I often have problems following such ad infinitum reasoning. What Varoufakis is saying is that rational thinkers will select zero as the best option. And yet it clearly isn’t the best solution.
Firstly, there is no payout at zero, so it makes no sense to choose zero as ones best choice. Why would anyone make a choice where the payout is guaranteed to be zero (and this isn’t even a zero sum game). Any number other than zero is a better number (in fact one could argue that one is a where things will come to rest).
Secondly, If I truly believe that everyone else will chose zero then I should choose 100. If everyone else chooses zero, and I choose 100, we are all the same distance from the maximum choice divided by two (0—50—100), so I am a winner (as is everyone else). But my payout is 50 x $1m, and not 50 x 0.
Now, if everyone thinks as I do, and they all pick 100, then we are all winners, albeit that we have to share the money. Of course, if one some “smart Alec’ goes it alone and picks 50 then I am “stuffed’… and the circle starts again, and I should then pick 50. And if I do, then everyone else. At which point we’re back to what Varoufakis says should happen, everyone gravitates to zero.
Except of course the zero choice makes no sense (as there is no pay-off). Consequently, I don’t think there is a “rational’ solution. There is no point of equilibrium (Nash or otherwise—but since I’m not a mathematician, nor a game theorist perhaps I shouldn’t be so bold in my assertion).
As an aside, if one is actually the number that the rest of the players choose, then it still makes sense for me to go for 99 . I’ll leave it to you, the reader, to figure out where (if at all) is the point of equilibrium exists in this version of the game.
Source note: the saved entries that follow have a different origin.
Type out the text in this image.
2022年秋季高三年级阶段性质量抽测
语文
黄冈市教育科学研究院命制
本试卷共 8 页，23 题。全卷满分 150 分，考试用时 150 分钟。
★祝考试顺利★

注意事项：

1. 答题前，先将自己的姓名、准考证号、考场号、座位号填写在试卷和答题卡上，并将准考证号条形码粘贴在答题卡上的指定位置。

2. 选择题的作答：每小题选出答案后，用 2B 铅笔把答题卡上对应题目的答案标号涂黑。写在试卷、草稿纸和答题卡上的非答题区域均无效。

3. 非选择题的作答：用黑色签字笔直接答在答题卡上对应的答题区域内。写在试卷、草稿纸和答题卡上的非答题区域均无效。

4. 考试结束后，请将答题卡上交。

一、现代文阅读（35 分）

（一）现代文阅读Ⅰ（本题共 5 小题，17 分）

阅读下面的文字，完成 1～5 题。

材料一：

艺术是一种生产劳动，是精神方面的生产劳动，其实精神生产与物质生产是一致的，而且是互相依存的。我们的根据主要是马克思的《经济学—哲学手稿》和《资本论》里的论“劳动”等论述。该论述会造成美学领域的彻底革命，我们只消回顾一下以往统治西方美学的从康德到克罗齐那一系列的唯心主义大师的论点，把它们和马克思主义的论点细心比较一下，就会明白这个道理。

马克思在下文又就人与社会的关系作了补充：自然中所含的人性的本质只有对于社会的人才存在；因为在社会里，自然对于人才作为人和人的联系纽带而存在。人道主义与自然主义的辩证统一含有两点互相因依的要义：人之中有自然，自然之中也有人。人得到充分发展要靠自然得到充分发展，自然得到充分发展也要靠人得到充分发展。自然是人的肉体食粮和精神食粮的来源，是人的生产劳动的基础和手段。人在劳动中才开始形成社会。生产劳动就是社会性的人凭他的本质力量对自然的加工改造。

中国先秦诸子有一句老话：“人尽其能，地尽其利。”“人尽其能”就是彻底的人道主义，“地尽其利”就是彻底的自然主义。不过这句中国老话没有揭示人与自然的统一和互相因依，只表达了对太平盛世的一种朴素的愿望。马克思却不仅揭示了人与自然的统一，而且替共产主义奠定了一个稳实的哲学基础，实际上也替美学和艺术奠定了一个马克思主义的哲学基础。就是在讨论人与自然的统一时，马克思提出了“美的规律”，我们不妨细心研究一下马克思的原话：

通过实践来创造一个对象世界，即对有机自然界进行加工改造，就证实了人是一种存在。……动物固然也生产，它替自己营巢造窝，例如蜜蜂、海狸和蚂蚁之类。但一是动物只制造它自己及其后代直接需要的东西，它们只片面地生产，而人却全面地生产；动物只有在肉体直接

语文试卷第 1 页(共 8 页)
My argument is that there is no logical (aka rational) solution except not to pick zero. More generally I would say that there is no point of equilibrium for all players in this game. Either that, or if the “rational’ thing to do is to go with zero—and that we expect rational behaviour from everyone else—then best thing to do is be “irrational’ and go with 100.
Someone, please point the error in my-logic.
Varoufakis, Y. (2008). Game Theory: Can it Unify the Social Sciences? Organization Studies, 29(8—9), 1255—1277. doi: 10.1177⁄0170840608094779.